Ormi memberikan foto Lusia kepada Rubik.
"Jadi ini orang yang kau tidak mau untuk terlibat dalam masalah ini adalah Lusia?" tanya Ormi.
"Iya. Tunggu dulu, apa yang kau lakukan dengannya?" tanya Rubik sambil menaikan suaranya.
"Tenang-tenang, aku hanya bertemu dia bersamaan dengan Djoanna. Aku awalnya ingin mengancam Djoanna, tetapi ada dia, jadinya tidak jadi."
"Perempuan itu!" kata Rubik dengan nada yang semakin kesal.
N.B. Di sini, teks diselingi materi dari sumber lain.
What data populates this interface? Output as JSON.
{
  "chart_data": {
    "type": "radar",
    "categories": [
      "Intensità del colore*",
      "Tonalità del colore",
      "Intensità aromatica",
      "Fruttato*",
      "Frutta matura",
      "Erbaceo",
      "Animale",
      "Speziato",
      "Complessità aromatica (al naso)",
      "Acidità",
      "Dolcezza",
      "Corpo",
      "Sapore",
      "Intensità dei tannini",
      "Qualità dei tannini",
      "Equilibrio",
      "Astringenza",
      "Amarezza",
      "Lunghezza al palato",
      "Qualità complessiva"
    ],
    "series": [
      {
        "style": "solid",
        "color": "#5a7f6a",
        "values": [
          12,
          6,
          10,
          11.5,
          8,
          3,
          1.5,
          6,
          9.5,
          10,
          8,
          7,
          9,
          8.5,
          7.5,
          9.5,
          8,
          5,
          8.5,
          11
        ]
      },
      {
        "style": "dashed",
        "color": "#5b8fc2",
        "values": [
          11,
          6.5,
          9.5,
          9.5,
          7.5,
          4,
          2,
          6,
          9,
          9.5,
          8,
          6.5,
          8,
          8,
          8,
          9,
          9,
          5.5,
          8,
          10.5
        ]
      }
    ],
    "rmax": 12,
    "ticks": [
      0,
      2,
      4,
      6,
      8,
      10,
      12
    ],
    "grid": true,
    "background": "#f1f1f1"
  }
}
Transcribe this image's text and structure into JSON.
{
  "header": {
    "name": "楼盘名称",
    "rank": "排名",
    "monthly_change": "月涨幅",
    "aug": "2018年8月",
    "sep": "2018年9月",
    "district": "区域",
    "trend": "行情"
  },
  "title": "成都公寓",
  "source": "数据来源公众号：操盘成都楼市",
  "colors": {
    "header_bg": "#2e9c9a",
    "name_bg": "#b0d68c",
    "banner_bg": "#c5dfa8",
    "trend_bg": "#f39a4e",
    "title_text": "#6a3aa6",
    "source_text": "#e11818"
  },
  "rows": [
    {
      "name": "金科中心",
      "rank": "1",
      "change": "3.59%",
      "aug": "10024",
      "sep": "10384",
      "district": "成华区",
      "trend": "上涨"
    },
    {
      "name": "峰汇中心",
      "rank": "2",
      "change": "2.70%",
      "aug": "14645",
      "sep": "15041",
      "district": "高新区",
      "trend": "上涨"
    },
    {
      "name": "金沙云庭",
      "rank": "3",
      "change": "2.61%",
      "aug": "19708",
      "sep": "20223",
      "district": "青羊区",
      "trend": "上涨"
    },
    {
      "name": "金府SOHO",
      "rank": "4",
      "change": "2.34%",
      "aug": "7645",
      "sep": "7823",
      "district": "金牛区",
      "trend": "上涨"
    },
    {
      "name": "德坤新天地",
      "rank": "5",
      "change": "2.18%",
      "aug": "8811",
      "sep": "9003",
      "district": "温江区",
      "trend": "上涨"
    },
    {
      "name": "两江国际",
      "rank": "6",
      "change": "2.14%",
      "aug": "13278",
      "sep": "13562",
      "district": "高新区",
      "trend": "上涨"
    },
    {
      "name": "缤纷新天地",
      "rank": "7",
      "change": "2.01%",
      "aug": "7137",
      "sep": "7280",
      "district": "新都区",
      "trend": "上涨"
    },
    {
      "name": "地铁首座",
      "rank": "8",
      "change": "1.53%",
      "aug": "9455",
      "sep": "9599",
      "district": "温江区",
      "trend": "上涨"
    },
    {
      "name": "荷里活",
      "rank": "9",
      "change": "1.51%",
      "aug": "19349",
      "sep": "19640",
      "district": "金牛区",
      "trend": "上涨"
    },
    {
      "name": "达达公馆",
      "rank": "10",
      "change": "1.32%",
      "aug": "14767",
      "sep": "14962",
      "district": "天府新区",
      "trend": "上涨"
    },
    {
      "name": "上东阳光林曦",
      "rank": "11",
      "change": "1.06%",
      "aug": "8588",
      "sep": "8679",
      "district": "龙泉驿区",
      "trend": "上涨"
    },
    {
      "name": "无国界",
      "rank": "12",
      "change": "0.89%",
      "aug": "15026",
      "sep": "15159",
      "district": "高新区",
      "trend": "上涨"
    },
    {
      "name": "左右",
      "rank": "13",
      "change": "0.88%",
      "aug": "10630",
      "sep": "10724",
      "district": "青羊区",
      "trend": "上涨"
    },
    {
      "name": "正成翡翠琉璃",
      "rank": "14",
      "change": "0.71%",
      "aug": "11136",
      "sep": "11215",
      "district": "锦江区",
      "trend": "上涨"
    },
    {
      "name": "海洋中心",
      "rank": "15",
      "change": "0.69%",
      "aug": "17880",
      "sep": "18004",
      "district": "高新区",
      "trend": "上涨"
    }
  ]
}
"Jadi, beritahu aku hubunganmu dengan laki-laki bernama Lusia ini."
"Untuk apa kuberitahu."
"Baiklah akan aku libatkan dia dalam urusan ini."
"JANGAN MACAM-MACAM!"
"Maka dari itu, beritahu aku. Kau tahukan, aku memiliki wewenang paling besar dalam urusan ini. Perjanjian kita adalah untuk tidak melibatkan dia, bukan berarti aku tidak boleh menanyakannya bukan?" kata Ormi yang suaranya semakin menyeramkan seperti dapat meneror Rubik.
Rubik diam sejenak.
"Baiklah, akan aku ceritakan. Keluarga dia dan keluargaku sudah memiliki hubungan sudah sangat lama bahkan sebelum aku lahir. Keluarga dia dulunya adalah keluarga yang makmur. Keluarga dia menganggap keluargaku sebagai saudara hingga mereka berani menyumbangkan uang yang sangat besar untuk pengobatan ibuku yang sudah sakit sejak aku belum lahir. Pada saat yang bersamaan ketika mereka menyumbangkan uang tersebut, salah satu rekan kerja ayah dia atau ayah Lusia ditipu. Keuangan keluarga mereka menjadi hancur. Ibuku yang tahu akan hal ini ingin mengembalikan uang sumbangan tersebut, tetapi keluarga mereka sudah pindah ke tempat yang kami tidak tahu. Karena hal tersebut, keluargaku mencoba untuk menggunakan uang ini sebaik-baiknya. Tetapi, semua uang itu lenyap akibat ayahku yang kabur membawa semua uang tersebut. Aku tidak bisa membayangkan bagaimana ekspresi kakakku yang melihat kejadian tersebut, sementara pada saat itu ibuku sedang mengandungku. Ketika aku umur enam tahun, ibuku memberitahu untuk membantu seseorang yang bernama Lusia Martin. Seorang anak yang dari keluarga yang membantu keluargaku."
"Ah, cerita yang menarik. Jadi, itu alasannya. Apa kau tahu dimana keluarga dia?"
"Aku tidak tahu."
"Baiklah, karena ceritamu menarik, jadi aku memiliki alasan untuk tidak melibatkan dia."
"Terima kasih," kata Rubik dengan tenang.
"Tetapi, aku tidak akan diam jika dia terus mengangggu urusan ini," kata Ormi yang langsung menutup telponnya.